I love bigos, but never knew they had a holiday connotation. I confess I've never made them myself -- they are a good, cheap dish at Ukranian Home, Annie's and other Polish/Ukranian/Slavic restaurants in New York.
I made bigos last November - a huge dutch oven full of it. I used sauerkraut, mushrooms, onions, 2 kinds of kielbasa and some pork shoulder for good measure.
Even after long cooking I found the individual flavors - the tartness from the kraut, the different spices of the sausage types, even the bay leaf - remained quite pronounced. This made the bigos very intensely flavored, which I loved during my first bowl and found a bit overpowering thereafter.
I dare you to post a recipe for the sour rye barszcz - now that's an Easter soup!
given that my parents are from poland, i grew up eating this, but it was never very garlicky, and def no tomatoes! (i gasped when i saw tomatoes) it goes to show how recipes morph over families and generations, very cool. however, i will only eat my mothers :)
A variation of bigos was a staple in my mother's German-American family's cuisine - sauerkraut, sausage and potatoes slowly baked for a couple of hours.
Yum! I think my grandmother has made something like this for me before. Sounds like a nice Sunday dinner with a big hunk of freshly made bread.
Looks and sounds delicious but it does seem to be an odd dish for Easter as it seems more appropriate for the dark days of winter.
Oh wow, there isn't a household in Poland that wouldn't have its own recipe for bigos. As a student I shared a house with 3 other girls and each time the parents would come to visit, we would be left with 4 different versions of bigos, with or without tomatoes and garlic, just sausage or a combination of smoked meats, with smoked prunes and red wine, I could go on for hours. The thing is, they were all definitely bigos and all delicious. I think that just as with other true classics, you just pick a recipe and twick it till you love it. Having said that, in my Polish neck of the woods, bigos was more of a winter / autumnal dish and I associate żurek ( also an awesome classic) with Easter more. Either way, both well worth doing.
My mom makes this all the time with turkey kielbasa. Its great :D
Yay Saveur!
I grew up with a Polish grandmother (she came to the US from Poland in the 40's and never spoke English well).
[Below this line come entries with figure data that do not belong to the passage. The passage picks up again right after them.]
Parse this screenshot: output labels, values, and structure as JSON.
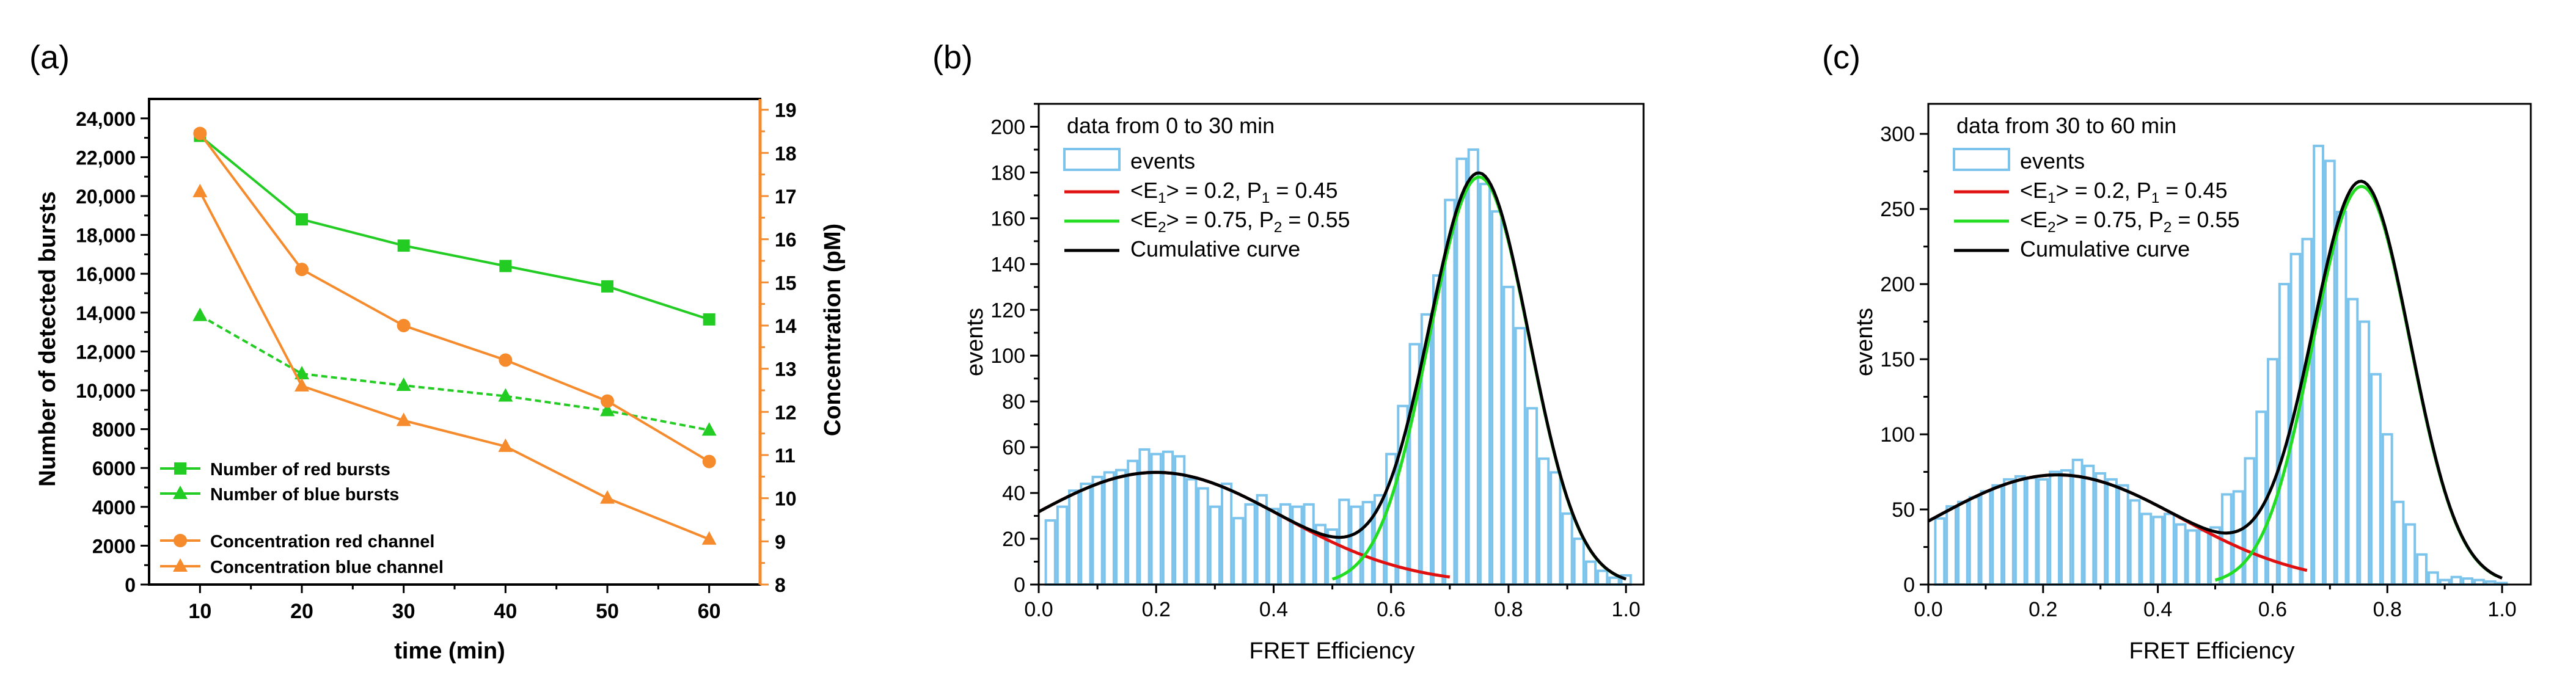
{
  "colors": {
    "green": "#22cc22",
    "orange": "#f58b2c",
    "blue_bar": "#7cc4ec",
    "red_fit": "#e01010",
    "green_fit": "#22dd22",
    "black": "#000000",
    "right_axis": "#f58b2c"
  },
  "chart_data": [
    {
      "panel_label": "(a)",
      "type": "line",
      "xlabel": "time (min)",
      "ylabel": "Number of detected bursts",
      "y2label": "Concentration (pM)",
      "xlim": [
        5,
        65
      ],
      "x_ticks": [
        10,
        20,
        30,
        40,
        50,
        60
      ],
      "ylim": [
        0,
        25000
      ],
      "y_ticks": [
        0,
        2000,
        4000,
        6000,
        8000,
        10000,
        12000,
        14000,
        16000,
        18000,
        20000,
        22000,
        24000
      ],
      "y_tick_labels": [
        "0",
        "2000",
        "4000",
        "6000",
        "8000",
        "10,000",
        "12,000",
        "14,000",
        "16,000",
        "18,000",
        "20,000",
        "22,000",
        "24,000"
      ],
      "y2lim": [
        8,
        19.25
      ],
      "y2_ticks": [
        8,
        9,
        10,
        11,
        12,
        13,
        14,
        15,
        16,
        17,
        18,
        19
      ],
      "legend": [
        "Number of red bursts",
        "Number of blue bursts",
        "Concentration red channel",
        "Concentration blue channel"
      ],
      "legend_position": "bottom-left",
      "series": [
        {
          "name": "Number of red bursts",
          "axis": "left",
          "marker": "square",
          "color": "#22cc22",
          "dashed": false,
          "x": [
            10,
            20,
            30,
            40,
            50,
            60
          ],
          "values": [
            23100,
            18800,
            17450,
            16400,
            15350,
            13650
          ]
        },
        {
          "name": "Number of blue bursts",
          "axis": "left",
          "marker": "triangle",
          "color": "#22cc22",
          "dashed": true,
          "x": [
            10,
            20,
            30,
            40,
            50,
            60
          ],
          "values": [
            13850,
            10850,
            10250,
            9700,
            8950,
            7950
          ]
        },
        {
          "name": "Concentration red channel",
          "axis": "right",
          "marker": "circle",
          "color": "#f58b2c",
          "dashed": false,
          "x": [
            10,
            20,
            30,
            40,
            50,
            60
          ],
          "values": [
            18.45,
            15.3,
            14.0,
            13.2,
            12.25,
            10.85
          ]
        },
        {
          "name": "Concentration blue channel",
          "axis": "right",
          "marker": "triangle",
          "color": "#f58b2c",
          "dashed": false,
          "x": [
            10,
            20,
            30,
            40,
            50,
            60
          ],
          "values": [
            17.1,
            12.6,
            11.8,
            11.2,
            10.0,
            9.05
          ]
        }
      ]
    },
    {
      "panel_label": "(b)",
      "type": "bar",
      "title": "data from 0 to 30 min",
      "xlabel": "FRET Efficiency",
      "ylabel": "events",
      "xlim": [
        0,
        1.03
      ],
      "x_ticks": [
        0.0,
        0.2,
        0.4,
        0.6,
        0.8,
        1.0
      ],
      "x_tick_labels": [
        "0.0",
        "0.2",
        "0.4",
        "0.6",
        "0.8",
        "1.0"
      ],
      "ylim": [
        0,
        210
      ],
      "y_ticks": [
        0,
        20,
        40,
        60,
        80,
        100,
        120,
        140,
        160,
        180,
        200
      ],
      "bin_width": 0.02,
      "bin_starts": [
        0.01,
        0.03,
        0.05,
        0.07,
        0.09,
        0.11,
        0.13,
        0.15,
        0.17,
        0.19,
        0.21,
        0.23,
        0.25,
        0.27,
        0.29,
        0.31,
        0.33,
        0.35,
        0.37,
        0.39,
        0.41,
        0.43,
        0.45,
        0.47,
        0.49,
        0.51,
        0.53,
        0.55,
        0.57,
        0.59,
        0.61,
        0.63,
        0.65,
        0.67,
        0.69,
        0.71,
        0.73,
        0.75,
        0.77,
        0.79,
        0.81,
        0.83,
        0.85,
        0.87,
        0.89,
        0.91,
        0.93,
        0.95,
        0.97,
        0.99
      ],
      "values": [
        28,
        34,
        41,
        44,
        47,
        49,
        50,
        54,
        59,
        57,
        58,
        56,
        46,
        42,
        34,
        44,
        29,
        35,
        39,
        33,
        35,
        34,
        35,
        26,
        24,
        37,
        34,
        36,
        39,
        57,
        78,
        105,
        118,
        135,
        168,
        186,
        190,
        175,
        163,
        130,
        112,
        77,
        55,
        49,
        31,
        20,
        10,
        6,
        3,
        4
      ],
      "fits": [
        {
          "name": "<E1> = 0.2, P1 = 0.45",
          "color": "#e01010",
          "mean": 0.2,
          "amp": 49,
          "sigma": 0.215,
          "range": [
            0.0,
            0.7
          ]
        },
        {
          "name": "<E2> = 0.75, P2 = 0.55",
          "color": "#22dd22",
          "mean": 0.75,
          "amp": 178,
          "sigma": 0.085,
          "range": [
            0.5,
            0.99
          ]
        },
        {
          "name": "Cumulative curve",
          "color": "#000000",
          "cumulative": true,
          "range": [
            0.0,
            1.0
          ]
        }
      ],
      "legend": [
        "events",
        "<E1> = 0.2, P1 = 0.45",
        "<E2> = 0.75, P2 = 0.55",
        "Cumulative curve"
      ],
      "legend_position": "top-left"
    },
    {
      "panel_label": "(c)",
      "type": "bar",
      "title": "data from 30 to 60 min",
      "xlabel": "FRET Efficiency",
      "ylabel": "events",
      "xlim": [
        0,
        1.05
      ],
      "x_ticks": [
        0.0,
        0.2,
        0.4,
        0.6,
        0.8,
        1.0
      ],
      "x_tick_labels": [
        "0.0",
        "0.2",
        "0.4",
        "0.6",
        "0.8",
        "1.0"
      ],
      "ylim": [
        0,
        320
      ],
      "y_ticks": [
        0,
        50,
        100,
        150,
        200,
        250,
        300
      ],
      "bin_width": 0.02,
      "bin_starts": [
        0.01,
        0.03,
        0.05,
        0.07,
        0.09,
        0.11,
        0.13,
        0.15,
        0.17,
        0.19,
        0.21,
        0.23,
        0.25,
        0.27,
        0.29,
        0.31,
        0.33,
        0.35,
        0.37,
        0.39,
        0.41,
        0.43,
        0.45,
        0.47,
        0.49,
        0.51,
        0.53,
        0.55,
        0.57,
        0.59,
        0.61,
        0.63,
        0.65,
        0.67,
        0.69,
        0.71,
        0.73,
        0.75,
        0.77,
        0.79,
        0.81,
        0.83,
        0.85,
        0.87,
        0.89,
        0.91,
        0.93,
        0.95,
        0.97,
        0.99
      ],
      "values": [
        44,
        52,
        55,
        58,
        62,
        66,
        70,
        72,
        71,
        70,
        75,
        76,
        83,
        79,
        74,
        70,
        66,
        56,
        47,
        45,
        47,
        40,
        36,
        36,
        38,
        60,
        62,
        84,
        115,
        150,
        200,
        220,
        230,
        292,
        282,
        248,
        190,
        175,
        140,
        100,
        55,
        40,
        20,
        8,
        3,
        5,
        4,
        3,
        2,
        1
      ],
      "fits": [
        {
          "name": "<E1> = 0.2, P1 = 0.45",
          "color": "#e01010",
          "mean": 0.225,
          "amp": 73,
          "sigma": 0.215,
          "range": [
            0.0,
            0.66
          ]
        },
        {
          "name": "<E2> = 0.75, P2 = 0.55",
          "color": "#22dd22",
          "mean": 0.755,
          "amp": 265,
          "sigma": 0.085,
          "range": [
            0.5,
            0.99
          ]
        },
        {
          "name": "Cumulative curve",
          "color": "#000000",
          "cumulative": true,
          "range": [
            0.0,
            1.0
          ]
        }
      ],
      "legend": [
        "events",
        "<E1> = 0.2, P1 = 0.45",
        "<E2> = 0.75, P2 = 0.55",
        "Cumulative curve"
      ],
      "legend_position": "top-left"
    }
  ]
}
We never had bigos for Easter, though. What we always had (and what I'll make this year) is a big special kielbasa (with big chunks of pork in it), ham with horseradish, dyed eggs, rye bread, babka, and maybe some pierogies because my sister and I loved them so much. We also always had a piece of butter molded into a lamb shape.
My background is Polish and this is NOT an Easter meal. In fact the traditional soup is zurek (thanks aniawl - where did you get the z with the dot? lol) Zurek is called Sour Rye Soup in english. http://en.wikipedia.org/wiki/Sour_rye_soup
This is what you want to make for Easter.
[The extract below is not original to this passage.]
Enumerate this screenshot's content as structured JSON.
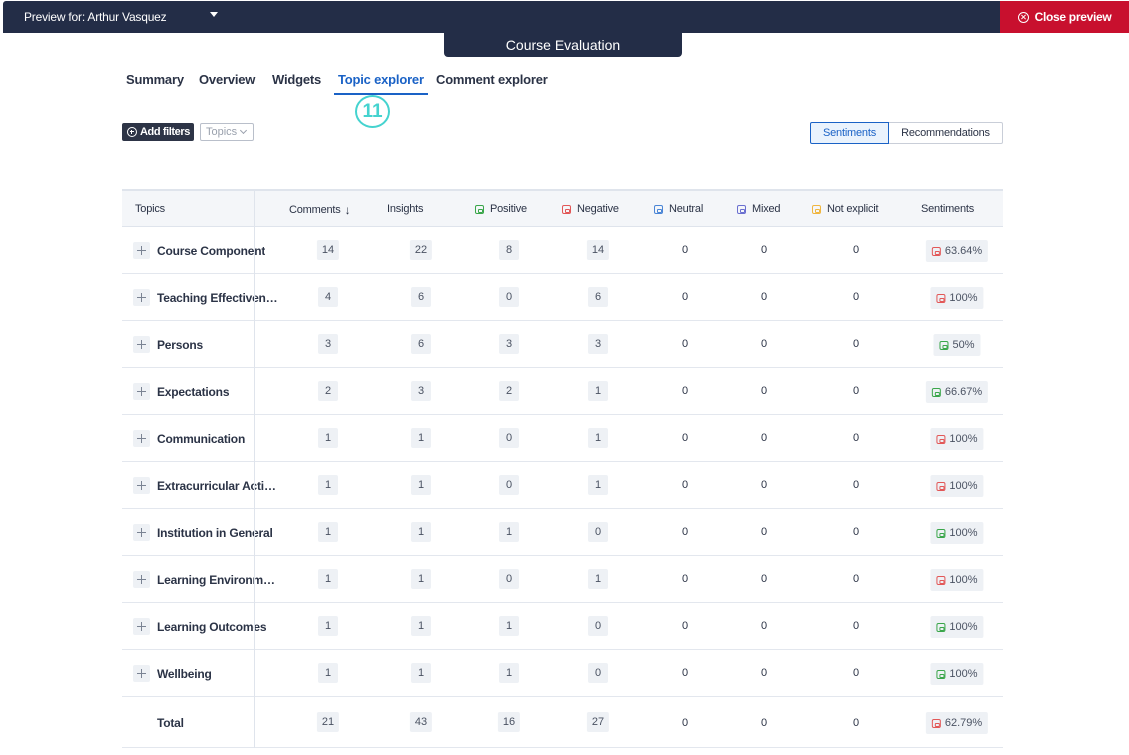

Back to Bigos - it's a hardy inexpensive stew to feed a whole family in the winter months - definitely served with rye bread). Smacznego!
Bigos with tomatoes? That's like pineapples in bolognese sauce. In my family we had a simpler version of bigos called kapusta (cabbage) almost every week, so it definitely wasn't holiday food. At Easter we always have special kielbasa, spicier, more heavily smoked, and made with bigger pieces of pork, as well as poppy seed cakes, cheese cakes, babka, horseradish, and paczki (prune filled doughnuts). My uncles also busted out the krupnik (Polish rocket fuel distilled from honey) and the weird foods like headcheese, jellied pigs feet, and (GAK!) blood sausage.
This just makes me think: VESELKA.
I've been eating bigos for over 60 years and never had it with tomatoes OR at Easter. But things change and the recipe from Saveur looks good to me.
Ham was what we had at Easter, especially right after midnight mass. With all the fasting and meatless meals during Lent, a slice of ham at 2:00 am on Eater morning was the best thing possible.
@melkozek & @rubenclamzo: YOU ARE MY PEOPLE! yea! for kapusta and yea! for ham after midnight mass!